Wordpress ist ein bewährtes und universell einsetzbares CMS, das durch hohe Benutzerfreundlichkeit und hervorragende Erweiterbarkeit glänzt. Dennoch lohnt sich ein Blick auf alternative Inhaltsverwaltungssysteme wie Grav CMS. Dabei handelt es sich wie bei WordPress um eine Open-Dource-Lösung, die die Community zur gemeinsamen Weiterentwicklung einlädt. Das Besondere an Grav ist der Verzicht auf eine Datenbank. Das komplette System läuft komplett auf Dateiebene, sodass eine individuelle Weiterentwicklung oder Migration viel einfacher erscheint als unter dem Einsatz von MySQL und Co. Wie funktioniert Grav in der Praxis?

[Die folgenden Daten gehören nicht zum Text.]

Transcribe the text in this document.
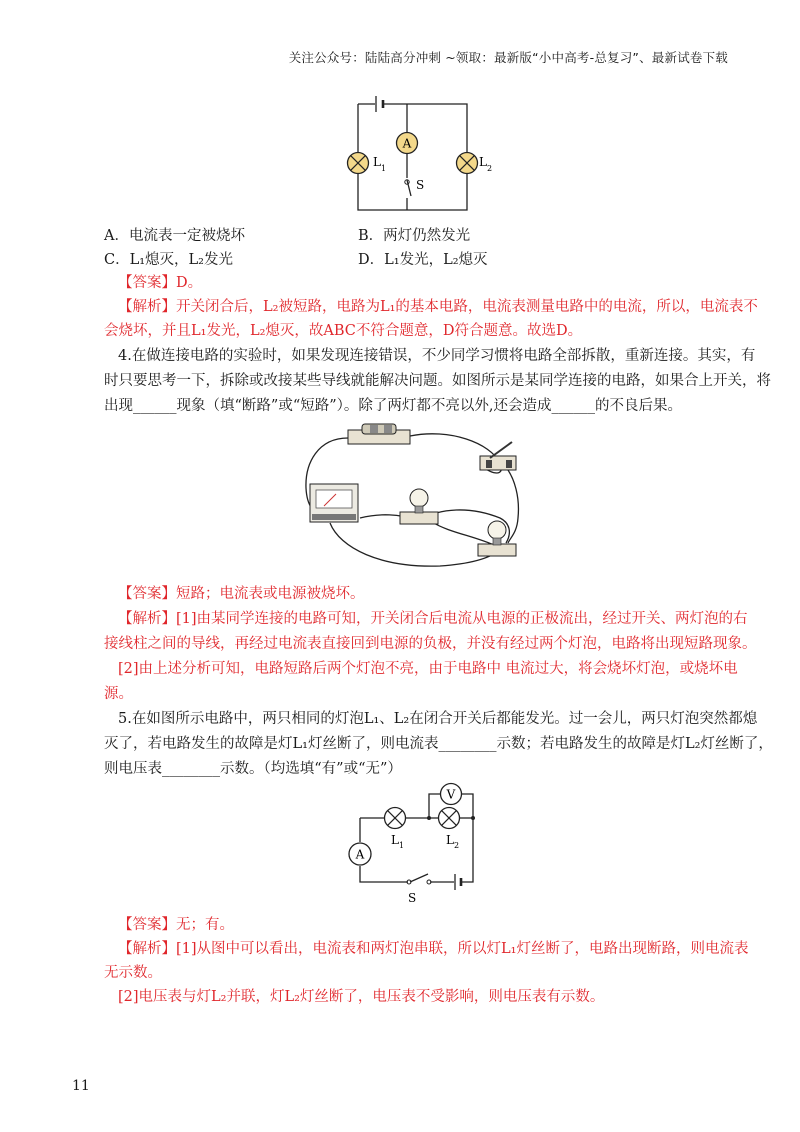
关注公众号：陆陆高分冲刺 ~领取：最新版“小中高考-总复习”、最新试卷下载
A
L 1	L 2
S
A．电流表一定被烧坏	B．两灯仍然发光
C．L₁熄灭，L₂发光	D．L₁发光，L₂熄灭
【答案】D。
【解析】开关闭合后，L₂被短路，电路为L₁的基本电路，电流表测量电路中的电流，所以，电流表不
会烧坏，并且L₁发光，L₂熄灭，故ABC不符合题意，D符合题意。故选D。
4.在做连接电路的实验时，如果发现连接错误，不少同学习惯将电路全部拆散，重新连接。其实，有
时只要思考一下，拆除或改接某些导线就能解决问题。如图所示是某同学连接的电路，如果合上开关，将
出现______现象（填“断路”或“短路”）。除了两灯都不亮以外,还会造成______的不良后果。
【答案】短路；电流表或电源被烧坏。
【解析】[1]由某同学连接的电路可知，开关闭合后电流从电源的正极流出，经过开关、两灯泡的右
接线柱之间的导线，再经过电流表直接回到电源的负极，并没有经过两个灯泡，电路将出现短路现象。
[2]由上述分析可知，电路短路后两个灯泡不亮，由于电路中 电流过大，将会烧坏灯泡，或烧坏电
源。
5.在如图所示电路中，两只相同的灯泡L₁、L₂在闭合开关后都能发光。过一会儿，两只灯泡突然都熄
灭了，若电路发生的故障是灯L₁灯丝断了，则电流表________示数；若电路发生的故障是灯L₂灯丝断了，
则电压表________示数。（均选填“有”或“无”）
V
A
L 1	L 2
S
【答案】无；有。
【解析】[1]从图中可以看出，电流表和两灯泡串联，所以灯L₁灯丝断了，电路出现断路，则电流表
无示数。
[2]电压表与灯L₂并联，灯L₂灯丝断了，电压表不受影响，则电压表有示数。
11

Installation in zwei Varianten

Grav kommt in zwei Varianten: mit und ohne Administrationspanel. Wer sich an das WordPress-Panel gewöhnt hat, wird sich sicher über zweite Option freuen. Beide Editionen lassen sich über getgrav.org herunterladen. Der Inhalt der geladenen ZIP-Datei muss ausgepackt und auf den Server geladen werden. Wird Grav mit Administrationspanel genutzt, ist eine Konfiguration einer .htaccess-Datei oder des NGINX-Configfiles notwendig. Beispiele sind im Ordner webserver-configs vorhanden. Danach ist die eigene Website zu öffnen. Auf diese Weise wird die Installation des Adminpanels ins Rollen gebracht. Der Vorteil gegenüber WordPress liegt klar auf der Hand: Durch den Verzicht auf die Datenbank, verläuft die Installation schneller und einfacher. Dateien auf den Webserver laden und fertig.

Benutzbarkeit

Der Administrationsbereich von Grav bietet eine gut aussehende und benutzerfreundliche Oberfläche. Ähnlich wie in WordPress ist sie in eine Seitenleiste und einen Hauptbereich geteilt. Per Mausklick lassen sich neue Unterseiten, Plugins und Designs hinzufügen. Unter dem Configuration-Tab lassen sich viele Dinge einstellen, doch die überladene Struktur und fehlende Erklärungen können Einstellungen zur Herausforderung machen. Hier müssen die Entwickler noch nachbessern, um den Nutzkomfort von WordPress bieten zu können. Grav hat auch keine Mediendatenbank. Somit gibt es keine Lösung, die die zentrale Verwaltung von Bildern, Videos und anderen Dateien ermöglicht. Daher ist WordPress klarer Gewinner in Sachen Benutzbarkeit.

Kernstruktur

Grav ist ein junges CMS, das PHP 5.5.9 oder höher erfordert. Grav kann also mit Features punkten, die dank den neueren PHP-Versionen umsetzbar sind. Das CMS hat eine klare Struktur und nutzt unter anderem PHP-Namespaces sowie Event-Dispatchers. Die Verwendung von modernen PHP-Features und der Verzicht auf eine Datenbank sind wichtige Faktoren, die nicht nur für eine klare Kernstruktur sorgen, sondern auch die Entwicklung von Designs und Plugins vereinfachen. In diesem Punkt kann WordPress nicht mithalten, denn es ist gefangen durch Rückwärtskompatibilität mit dem alten PHP-Standard.

Designs

Das Design einer Website ist wichtig. Es definiert, wie das Internetangebot von Besuchern wahrgenommen wird. Daher bieten WordPress und Grav jeweils eine Design-Galerie im Administrationspanel. Per Mausklick lassen sich neue Themes laden und installieren. Da WordPress schon viele Jahre auf dem Markt ist, kann Grav mit der Design-Anzahl nicht mithalten. Aber dafür hält das junge CMS die Twig-Engine für die Erstellung von PHP-Designs bereit. Durch Twig lassen sich Designs für Grav viel schneller und einfacher erstellen als für WordPress.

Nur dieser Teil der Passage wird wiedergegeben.